# Project - ZMB-KLR



## NaeKid (Oct 17, 2008)

Some of you might remember from times-past that I have a 2005 Kawasaki KLR650 dualsport motorcycle. I also have a 1995 Kawasaki KLR650 that I have finished rebuilding into a Jeep KLR650 (completed yesterday - it was a two year project).

Anyway, while I was building my Jeep KLR650, I also decided to build a trailer to pull behind my 2005 KLR, nicknamed ZMB-KLR due to the decals on the side (Zombie Outbreak Responder).

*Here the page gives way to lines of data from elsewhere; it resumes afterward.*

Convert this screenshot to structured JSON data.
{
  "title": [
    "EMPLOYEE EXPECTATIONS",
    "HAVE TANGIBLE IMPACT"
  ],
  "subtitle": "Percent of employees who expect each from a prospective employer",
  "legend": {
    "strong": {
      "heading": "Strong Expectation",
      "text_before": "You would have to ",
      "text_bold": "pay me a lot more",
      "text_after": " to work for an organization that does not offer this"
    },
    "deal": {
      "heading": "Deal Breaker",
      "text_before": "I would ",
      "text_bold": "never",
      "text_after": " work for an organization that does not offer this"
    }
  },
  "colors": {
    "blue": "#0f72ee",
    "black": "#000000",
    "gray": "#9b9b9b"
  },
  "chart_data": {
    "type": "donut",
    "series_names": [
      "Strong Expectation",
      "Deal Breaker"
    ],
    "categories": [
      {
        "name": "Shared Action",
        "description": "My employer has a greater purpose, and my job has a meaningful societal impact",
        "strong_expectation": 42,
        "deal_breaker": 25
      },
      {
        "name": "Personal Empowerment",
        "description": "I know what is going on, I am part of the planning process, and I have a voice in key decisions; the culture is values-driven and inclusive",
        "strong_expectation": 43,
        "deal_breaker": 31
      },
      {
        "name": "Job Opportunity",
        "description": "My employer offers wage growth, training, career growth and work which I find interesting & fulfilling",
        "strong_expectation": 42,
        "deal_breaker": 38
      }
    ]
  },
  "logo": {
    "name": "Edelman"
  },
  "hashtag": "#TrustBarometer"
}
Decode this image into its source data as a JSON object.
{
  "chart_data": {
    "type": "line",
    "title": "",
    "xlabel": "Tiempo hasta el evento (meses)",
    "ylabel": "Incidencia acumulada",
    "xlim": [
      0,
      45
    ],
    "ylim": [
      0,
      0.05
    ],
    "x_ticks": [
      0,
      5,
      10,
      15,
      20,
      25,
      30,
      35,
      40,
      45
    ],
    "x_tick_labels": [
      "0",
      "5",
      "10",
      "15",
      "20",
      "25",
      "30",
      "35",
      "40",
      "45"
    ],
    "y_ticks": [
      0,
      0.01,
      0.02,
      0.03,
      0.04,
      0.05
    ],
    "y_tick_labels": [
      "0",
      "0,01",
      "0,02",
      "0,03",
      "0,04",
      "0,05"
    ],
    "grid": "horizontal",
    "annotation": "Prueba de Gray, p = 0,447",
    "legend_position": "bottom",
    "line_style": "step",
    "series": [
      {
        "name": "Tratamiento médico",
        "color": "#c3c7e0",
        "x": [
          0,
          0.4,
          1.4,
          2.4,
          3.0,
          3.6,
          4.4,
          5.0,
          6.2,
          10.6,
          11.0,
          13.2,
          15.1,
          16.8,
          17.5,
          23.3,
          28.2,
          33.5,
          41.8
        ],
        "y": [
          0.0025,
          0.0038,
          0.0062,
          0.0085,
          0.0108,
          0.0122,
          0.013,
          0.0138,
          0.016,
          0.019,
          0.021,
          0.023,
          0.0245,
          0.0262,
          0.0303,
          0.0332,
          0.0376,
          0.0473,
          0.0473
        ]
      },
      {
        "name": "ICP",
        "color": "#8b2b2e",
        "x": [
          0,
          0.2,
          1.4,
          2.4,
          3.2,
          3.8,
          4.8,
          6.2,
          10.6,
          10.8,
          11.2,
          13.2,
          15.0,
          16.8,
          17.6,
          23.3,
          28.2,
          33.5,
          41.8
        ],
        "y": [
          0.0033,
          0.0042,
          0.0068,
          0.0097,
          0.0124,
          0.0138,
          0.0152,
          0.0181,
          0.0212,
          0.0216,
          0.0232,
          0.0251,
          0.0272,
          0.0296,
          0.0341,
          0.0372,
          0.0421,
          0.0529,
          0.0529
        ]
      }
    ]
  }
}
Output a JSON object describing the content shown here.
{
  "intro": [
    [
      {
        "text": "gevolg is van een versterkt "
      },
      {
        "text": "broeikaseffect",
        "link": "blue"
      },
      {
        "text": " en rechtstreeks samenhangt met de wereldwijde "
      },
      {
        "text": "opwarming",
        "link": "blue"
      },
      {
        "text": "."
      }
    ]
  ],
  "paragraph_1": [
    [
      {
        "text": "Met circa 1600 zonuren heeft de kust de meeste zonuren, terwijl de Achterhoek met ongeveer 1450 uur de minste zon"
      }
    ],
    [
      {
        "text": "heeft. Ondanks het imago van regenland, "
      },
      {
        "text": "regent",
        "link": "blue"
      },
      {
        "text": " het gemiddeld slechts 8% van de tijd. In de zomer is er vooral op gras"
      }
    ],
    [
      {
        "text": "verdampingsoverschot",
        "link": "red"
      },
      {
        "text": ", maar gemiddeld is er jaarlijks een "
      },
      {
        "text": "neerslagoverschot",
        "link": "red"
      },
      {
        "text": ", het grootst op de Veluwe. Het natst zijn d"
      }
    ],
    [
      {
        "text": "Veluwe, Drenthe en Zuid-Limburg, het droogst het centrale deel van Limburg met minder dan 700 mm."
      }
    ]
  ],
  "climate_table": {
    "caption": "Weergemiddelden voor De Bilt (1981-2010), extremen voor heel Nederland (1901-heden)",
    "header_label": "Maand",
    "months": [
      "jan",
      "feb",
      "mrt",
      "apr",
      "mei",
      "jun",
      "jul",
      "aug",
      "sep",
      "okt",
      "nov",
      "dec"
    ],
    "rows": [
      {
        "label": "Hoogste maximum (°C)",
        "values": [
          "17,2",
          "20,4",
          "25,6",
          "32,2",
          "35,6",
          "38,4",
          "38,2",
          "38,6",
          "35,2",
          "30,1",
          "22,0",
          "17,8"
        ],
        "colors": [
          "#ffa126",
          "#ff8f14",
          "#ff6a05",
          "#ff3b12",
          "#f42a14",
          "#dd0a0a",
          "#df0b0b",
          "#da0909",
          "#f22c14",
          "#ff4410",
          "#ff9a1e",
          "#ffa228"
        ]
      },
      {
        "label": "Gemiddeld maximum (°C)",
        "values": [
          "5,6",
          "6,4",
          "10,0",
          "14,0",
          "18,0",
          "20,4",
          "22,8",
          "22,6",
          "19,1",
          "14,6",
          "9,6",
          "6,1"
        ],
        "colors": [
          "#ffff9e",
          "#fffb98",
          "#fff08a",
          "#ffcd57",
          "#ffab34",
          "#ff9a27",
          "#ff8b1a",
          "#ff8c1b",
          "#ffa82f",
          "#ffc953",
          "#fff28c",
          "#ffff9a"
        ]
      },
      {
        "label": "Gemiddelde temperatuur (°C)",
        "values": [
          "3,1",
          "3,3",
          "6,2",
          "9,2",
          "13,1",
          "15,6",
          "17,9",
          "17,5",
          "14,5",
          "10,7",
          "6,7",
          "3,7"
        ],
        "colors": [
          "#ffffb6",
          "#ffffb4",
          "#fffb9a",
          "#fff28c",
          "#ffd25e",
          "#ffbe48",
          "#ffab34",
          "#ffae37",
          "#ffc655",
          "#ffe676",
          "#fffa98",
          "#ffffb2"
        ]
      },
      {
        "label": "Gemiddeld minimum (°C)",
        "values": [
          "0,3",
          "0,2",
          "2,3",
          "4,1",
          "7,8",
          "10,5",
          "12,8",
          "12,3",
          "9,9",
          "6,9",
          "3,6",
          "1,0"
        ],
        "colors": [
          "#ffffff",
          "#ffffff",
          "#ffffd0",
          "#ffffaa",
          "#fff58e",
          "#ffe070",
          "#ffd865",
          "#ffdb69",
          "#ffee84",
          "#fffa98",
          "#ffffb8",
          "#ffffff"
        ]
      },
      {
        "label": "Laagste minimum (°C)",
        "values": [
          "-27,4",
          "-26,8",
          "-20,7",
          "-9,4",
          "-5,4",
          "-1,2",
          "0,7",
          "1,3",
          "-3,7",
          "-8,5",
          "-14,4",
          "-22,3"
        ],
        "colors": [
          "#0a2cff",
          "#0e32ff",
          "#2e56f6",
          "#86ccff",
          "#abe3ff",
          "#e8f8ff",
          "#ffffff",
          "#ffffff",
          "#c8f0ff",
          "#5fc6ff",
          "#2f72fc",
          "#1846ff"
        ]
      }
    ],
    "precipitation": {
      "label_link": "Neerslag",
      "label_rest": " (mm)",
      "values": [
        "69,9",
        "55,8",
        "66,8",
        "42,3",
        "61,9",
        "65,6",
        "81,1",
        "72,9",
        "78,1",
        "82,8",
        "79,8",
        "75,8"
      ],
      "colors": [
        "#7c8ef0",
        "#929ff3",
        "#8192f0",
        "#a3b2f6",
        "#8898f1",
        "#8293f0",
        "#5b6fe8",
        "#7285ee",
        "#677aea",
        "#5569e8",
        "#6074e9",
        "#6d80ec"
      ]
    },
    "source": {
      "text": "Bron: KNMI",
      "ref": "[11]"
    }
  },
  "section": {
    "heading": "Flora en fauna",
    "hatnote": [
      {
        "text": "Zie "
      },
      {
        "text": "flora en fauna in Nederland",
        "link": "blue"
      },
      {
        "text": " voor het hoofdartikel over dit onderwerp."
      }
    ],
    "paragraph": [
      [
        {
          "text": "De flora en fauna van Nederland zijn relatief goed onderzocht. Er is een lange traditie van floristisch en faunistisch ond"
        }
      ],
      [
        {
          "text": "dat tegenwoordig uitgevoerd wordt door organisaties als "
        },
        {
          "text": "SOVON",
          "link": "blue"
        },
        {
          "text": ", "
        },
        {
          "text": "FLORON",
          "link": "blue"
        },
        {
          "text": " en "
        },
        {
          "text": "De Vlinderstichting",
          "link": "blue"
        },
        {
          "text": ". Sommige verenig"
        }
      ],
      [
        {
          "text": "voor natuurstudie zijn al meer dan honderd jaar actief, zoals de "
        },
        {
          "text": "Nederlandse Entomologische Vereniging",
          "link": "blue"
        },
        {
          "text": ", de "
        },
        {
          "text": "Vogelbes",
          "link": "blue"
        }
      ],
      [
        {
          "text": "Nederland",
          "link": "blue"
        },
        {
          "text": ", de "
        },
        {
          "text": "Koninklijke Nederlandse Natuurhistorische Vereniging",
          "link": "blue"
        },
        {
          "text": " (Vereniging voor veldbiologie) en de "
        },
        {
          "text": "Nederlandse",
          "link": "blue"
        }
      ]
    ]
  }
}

Now on the bike are sideracks originally built by DirtRacks (http://dirtracks.com/ and https://www.dirtracks.ca/) and modified by me, a trailer hitch and Kolpin Gunboot 6.0 as side-cases for my fishing rods (ya ... that's what I tell everyone) ....

As of tonight, the welding and fabricating on the sideracks and hitch are complete, I'll be painting it all shortly, but, thought I would show my finished product ...

Cellphone pics below


----------



## camo2460 (Feb 10, 2013)

WOW, you built that yourself? Awsome


----------



## CrackbottomLouis (May 20, 2012)

KLR's are great bikes. Good looking work naekid!


----------



## Tirediron (Jul 12, 2010)

SWEET , is that a three point lower link pin in the hitch?


----------



## NaeKid (Oct 17, 2008)

camo2460 said:


> WOW, you built that yourself? Awsome


I used a base rack from DirtRacks.ca and modified it to suit my requirements and then used my bender to make the lower bar, plasma-cut and formed brackets and then hot-glue it all together (I used two different Miller hot-glue guns ... one MIG and one TIG machine).



Tirediron said:


> SWEET , is that a three point lower link pin in the hitch?


Very perceptive of you!

Close - its the upper link, not the lower in this case.

http://www.ufa.com/products/product.html?open&/products/3-point-adjustable-hitch-top-link-pin-1

I am using one half of an upper-link as the trailerhitch so that I have 360° swivel on the hitch and 180° side-to-side and about 40° up and down motion which I am hoping will be enough that it won't bind on me. If it isn't enough motion (after testing), my friend Clayton (I think you know him too) will build me a new joint at his shop (http://www.emfrodends.com/) ...


----------



## Tirediron (Jul 12, 2010)

the top link swivel should work, but one of Claytons works of art would be a nice touch


----------



## NaeKid (Oct 17, 2008)

... and a picture of my other saddlebags on my bike. They finally arrived after ordering them back in March.


----------